WIGS AND “REAL” NAMES: The person writing what follows signs off as Dr. Guy Standard which is not a name I was born with. I wish understood what I have, always, understood, that if one purports to address some public, that way of speaking has to be formal, and, further, never so formal as when purporting to appear friend-to-the-court. One is, at those time, supposed to be expressing one’s sense-of–the-meeting on-going, just then, and perhaps compelled to make a motion, which, being privileged, requires no second. It is, simply, assumed that one is aware of sensibilities other than one’s own, which nonetheless one works to be speaking through. there is the best of reasons why robes are worn to court, and wigs, and one might be excused for taking another name, as if it were a title recognizing one’s existence. Holmes himself (a self not terribly attractive_ admitted as he admonished Learned Hand that it was not his job to “do justice” — it was, rather, to apply the law.
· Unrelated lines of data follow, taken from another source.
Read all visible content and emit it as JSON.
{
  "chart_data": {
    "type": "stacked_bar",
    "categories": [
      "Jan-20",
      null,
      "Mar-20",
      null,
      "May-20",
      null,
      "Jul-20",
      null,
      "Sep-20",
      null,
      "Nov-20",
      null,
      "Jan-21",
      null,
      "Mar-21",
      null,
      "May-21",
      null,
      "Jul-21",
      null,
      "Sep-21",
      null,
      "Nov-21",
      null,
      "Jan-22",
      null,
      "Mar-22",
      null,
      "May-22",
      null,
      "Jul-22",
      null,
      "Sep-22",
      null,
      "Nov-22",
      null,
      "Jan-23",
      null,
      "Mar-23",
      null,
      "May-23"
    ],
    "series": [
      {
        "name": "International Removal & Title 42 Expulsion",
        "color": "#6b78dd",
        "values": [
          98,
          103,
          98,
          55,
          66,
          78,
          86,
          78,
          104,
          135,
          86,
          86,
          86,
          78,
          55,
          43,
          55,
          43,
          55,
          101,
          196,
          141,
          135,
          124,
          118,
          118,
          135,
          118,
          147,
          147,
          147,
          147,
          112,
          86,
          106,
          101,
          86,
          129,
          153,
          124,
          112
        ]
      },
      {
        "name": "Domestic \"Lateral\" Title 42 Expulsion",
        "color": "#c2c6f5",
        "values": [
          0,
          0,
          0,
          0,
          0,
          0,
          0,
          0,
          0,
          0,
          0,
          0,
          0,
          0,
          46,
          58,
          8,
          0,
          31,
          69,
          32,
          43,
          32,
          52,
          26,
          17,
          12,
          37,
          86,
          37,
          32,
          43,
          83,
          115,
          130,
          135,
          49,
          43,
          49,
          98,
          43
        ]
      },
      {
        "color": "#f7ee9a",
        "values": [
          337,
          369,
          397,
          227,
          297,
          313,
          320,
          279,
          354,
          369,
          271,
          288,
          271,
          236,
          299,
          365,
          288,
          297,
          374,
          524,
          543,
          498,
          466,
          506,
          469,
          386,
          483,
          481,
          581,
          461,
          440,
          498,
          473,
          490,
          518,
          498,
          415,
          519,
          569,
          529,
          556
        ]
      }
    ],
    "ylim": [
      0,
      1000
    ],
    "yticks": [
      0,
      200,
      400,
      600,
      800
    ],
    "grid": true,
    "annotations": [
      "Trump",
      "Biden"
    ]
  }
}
There is a very real sense, then, in which a judge sitting to a case, or a lawyer arguing before that judge “are not themselves,” but are instead, or purport to be something more inclusive, whether it includes their private self, or not. One need only remember that when Madison, Jay, and Hamilton wrote The Federalist Papers they signed themselves “Publius,” that is, an abstraction requiring them to put aside self and speak to a generally defensible notion of governance which would take into the account, ultimately, all that conditioned and informed all that was best about the 18th century’s British and American political sensibility: “Publius.”
We get to see that best come through in the once-famous Letter of Josiah Quincy to his father; we see it in the ruling of Judge Jesse Carter in the Rochin case, and that best could come through only as some self was set aside.
In compressed fashion that purports to inform the abstraction that is here called Dr. Guy Standard and which would lead the abstraction to ask of Mr. Gohmert that he go to his copy of Black’s Law Dictionary and give us his understanding of the term laches, and which would lead Dr. Standard to ask courteously of Ms. Bachmann that she go to her Robert or Sturgis and tell us all what it means to Rise to a Question of Privilege that one might make a motion requiring no second, namely, that as good order has been tainted, it must be set aright again. As Mr. Clay asked, at a memorable tipping-point: “What’s my name?”